ニホンジカ 袋角から枝角へ



ニホンジカは雄だけに角がある。年齢を重ねるほどに立派になる角が、毎年落ちて新たに伸びてくる。4月中旬頃に角を落とす個体が多いが、個体によって早いものや遅いものがいる。早い個体は3月末に角を落としていた。

角が落ちるとすぐに新しい袋角と呼ばれる表皮に包まれた柔らかい角が伸び始める。4ヶ月ほどかけて袋角が成長する。8月末から9月初め頃に表皮が剥がれて骨化した硬い角が現れる。

9月になるとニホンジカの繁殖期に入る。雄ジカたちは雌ジカを求めて争うことになる。この時期には雄ジカは他の雄ジカが近くにいることをかなり気にするようになる。大抵の場合は戦わずに自分の強さをアピールして勝敗が決まる。
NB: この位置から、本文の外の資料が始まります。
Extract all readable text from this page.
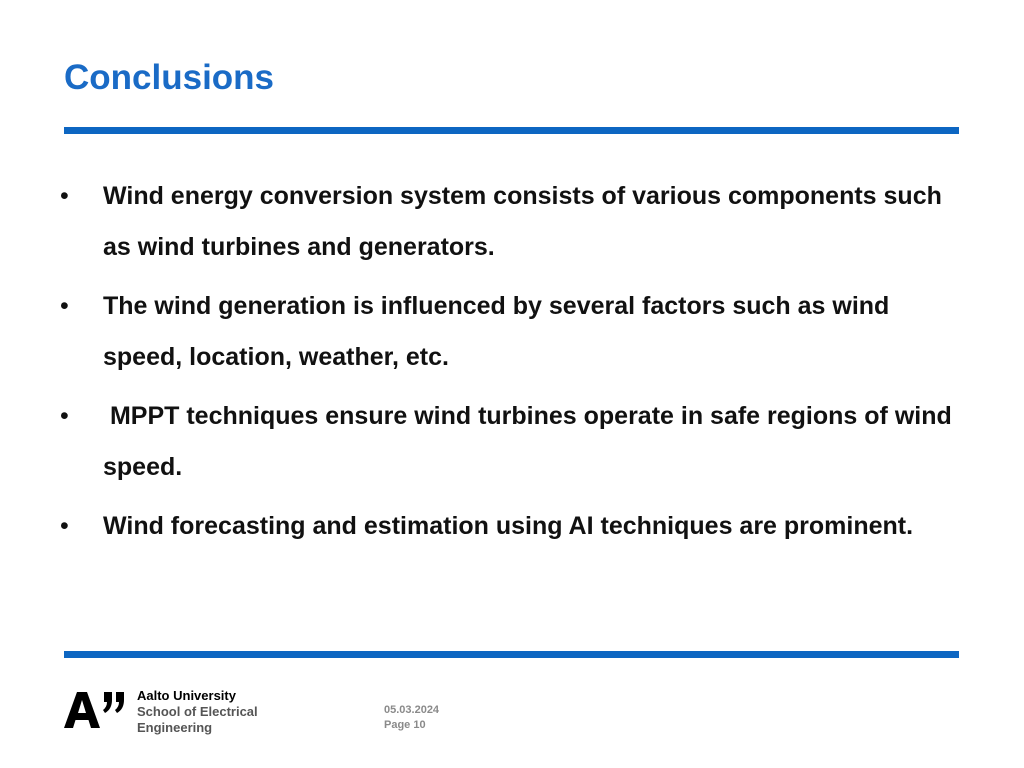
Conclusions
•	Wind energy conversion system consists of various components such as wind turbines and generators.
•	The wind generation is influenced by several factors such as wind speed, location, weather, etc.
•	MPPT techniques ensure wind turbines operate in safe regions of wind speed.
•	Wind forecasting and estimation using AI techniques are prominent.
Aalto University
School of Electrical
Engineering
05.03.2024
Page 10
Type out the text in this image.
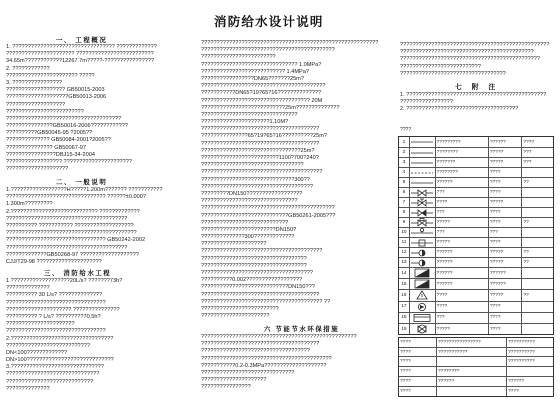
消防给水设计说明
一、 工程概况
1. ????????????????????????????????? ?????????????
?????????????????????? ?????????????????????????
34.65m????????????12267.7m?????-????????????????
2. ????????????
??????????????????????? ?????
3. ????????????????
??????????????????? GB50015-2003
????????????????????GB50013-2006
???????????????????
?????????????????????????
?????????????????????????????????????
???????????????GB50016-2006????????????
??????????GB50045-95 ?2005??
?????????????? GB50084-2001?2005??
??????????????? GB50067-97
????????????????DBJ15-34-2004
?????????????????? ??????????????????????
????????????????????
二、 一般说明
1.??????????????????H?????1.200m??????? ???????????
???????????????????????????????? ??????±0.000?
1.300m?????????
2.???????????????????????????? ?????????????
???????????????????????????????????????
?????????? ??????????? ???????????????????
??????????????????????????????????????????
???????????????????????????????? GB50242-2002
???????????????????????????????????????
?????????????GB50268-97 ???????????????????
CJJ/T29-98 ?????????????????????
三、 消防给水工程
1.???????????????????20L/s? ???????73h?
??????????????
?????????? 30 L/s? ??????????????
????????????????????????????????
????????????????????? ???????????????
?????????? ? L/s? ?????????70.5h?
??????????????????????
????????????????????????????????
2.?????????????????????????????????
???????????????????????????
DN<100?????????????
DN>100????????????????????????????
3.??????????????????????????????
??????????????????????????????
????????????????????????????
??????????????
?????????????????????????????????????????????????????????
???????????????????????????????????????????
????????????????????????
??????????????????????????????? 1.0MPa?
??????????????????????????? 1.4MPa?
?????????????????DN65???????25m?
????????????????????????????????????????
???????????DN65?19?65?16??????????????
??????????????????????????????????? 20M
???????????????????????????25m??????????????
???????????????????????????????
??????????????????????1.10M?
??????????????????????????????????????
???????????????65?19?65?16??????????25m?
??????????????????????????????????????
????????????????????????????????25m?
?????????????????????????1100?700?240?
?????????????????????????????????
???????????????????????????????????????
??????????????????????????????300??
????????????????????????????????????
?????????DN150??????????????????
???????????????????????????????
???????????????????????????????????????????
????????????????????????????GB50261-2005???
????????????????????????????
????????????????????????DN150?
??????????????300?????????????
?????????????????????
???????????????????????????????????????
??????????????????????????????????
??????????????????????????????????
????????????????????????????????????
??????????0.002??????????????????
????????????????????????????DN150???
??????????????????????????????????????
??????????????????????????????????????? ??
?????????????????????????
??????????????????????
六 节能节水环保措施
??????????????????????????????????????????????????
??????????????????????????????????????
???????????????????????????????????
??????????????????????????????????????????
???????????0.2-0.3MPa????????????????????
??????????????????????????????
?????????????????????
????????????????
????????????????????????????????????????????????
???????????????????????????????????????????
?????????????????????????????????????????????
??????????????????????????
??????????????????????????????????
七 附 注
1. ?????????????????????????????????????????????
?????????????????
2. ????????????????????????????????????
????
1	?????????	??????	????
2	????????	?????	???
3	???????	?????	???
4	????????	????
5	??????	????	??
6	???	????
7	????	?????
8	???	????
9	?????	????	??
10	???	???
11	?????	????
12	??????	?????	??
13	??????	?????	??
14	??????	??????
15	??????	??????
16	????	?????	??
17	????	????
18	???	????
19	?????	????
????	????????????????	??????????
????	???????????	??????????
????	??????????
????	????????
????	??????	??????
????	????
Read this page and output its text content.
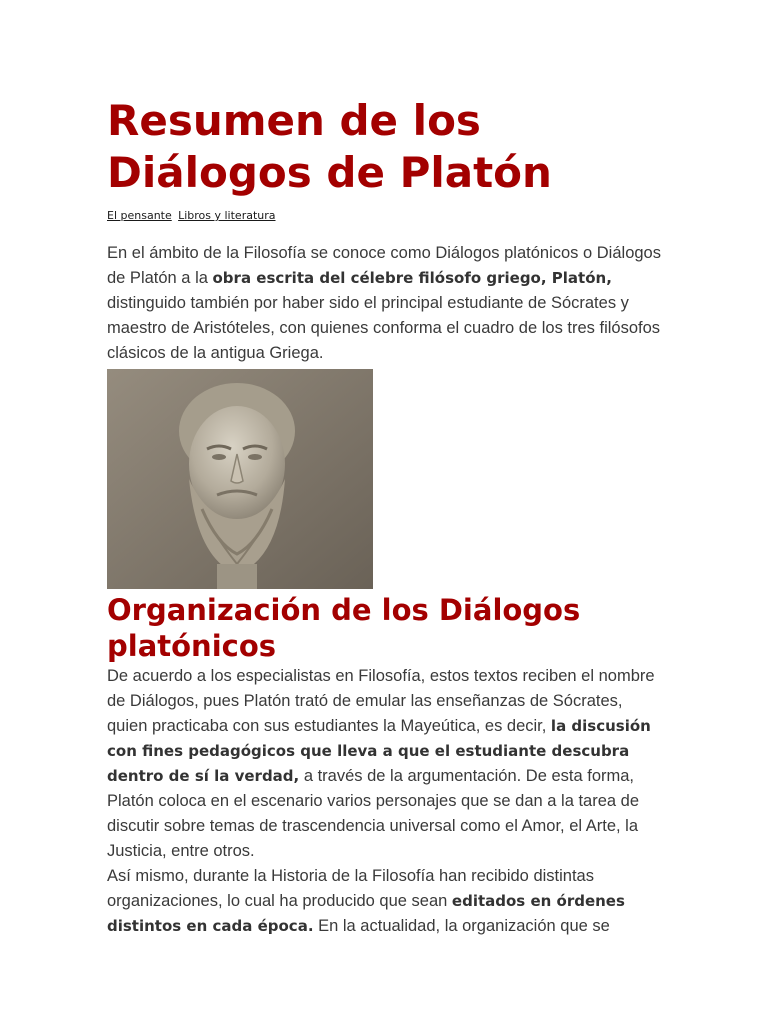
Resumen de los
Diálogos de Platón
El pensante Libros y literatura

En el ámbito de la Filosofía se conoce como Diálogos platónicos o Diálogos de Platón a la obra escrita del célebre filósofo griego, Platón, distinguido también por haber sido el principal estudiante de Sócrates y maestro de Aristóteles, con quienes conforma el cuadro de los tres filósofos clásicos de la antigua Griega.

Organización de los Diálogos
platónicos

De acuerdo a los especialistas en Filosofía, estos textos reciben el nombre de Diálogos, pues Platón trató de emular las enseñanzas de Sócrates, quien practicaba con sus estudiantes la Mayeútica, es decir, la discusión con fines pedagógicos que lleva a que el estudiante descubra dentro de sí la verdad, a través de la argumentación. De esta forma, Platón coloca en el escenario varios personajes que se dan a la tarea de discutir sobre temas de trascendencia universal como el Amor, el Arte, la Justicia, entre otros.

Así mismo, durante la Historia de la Filosofía han recibido distintas organizaciones, lo cual ha producido que sean editados en órdenes distintos en cada época. En la actualidad, la organización que se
強さイコール角の大きさのようなのだ。大体は角が大きいほうが勝つ。同年齢で角の大きさがほぼ同じの場合は、お互いの角を絡めて押し合って勝負している。
9月には新しく大きくなった角が骨化して頑丈になるのも、雌をめぐる戦いに勝つためだ。

9月に入り、雄ジカが雌ジカを獲得するために忙しく活動する季節になった。雄ジカの「ピー〜」と鳴くラッティングコールが山に響き渡る。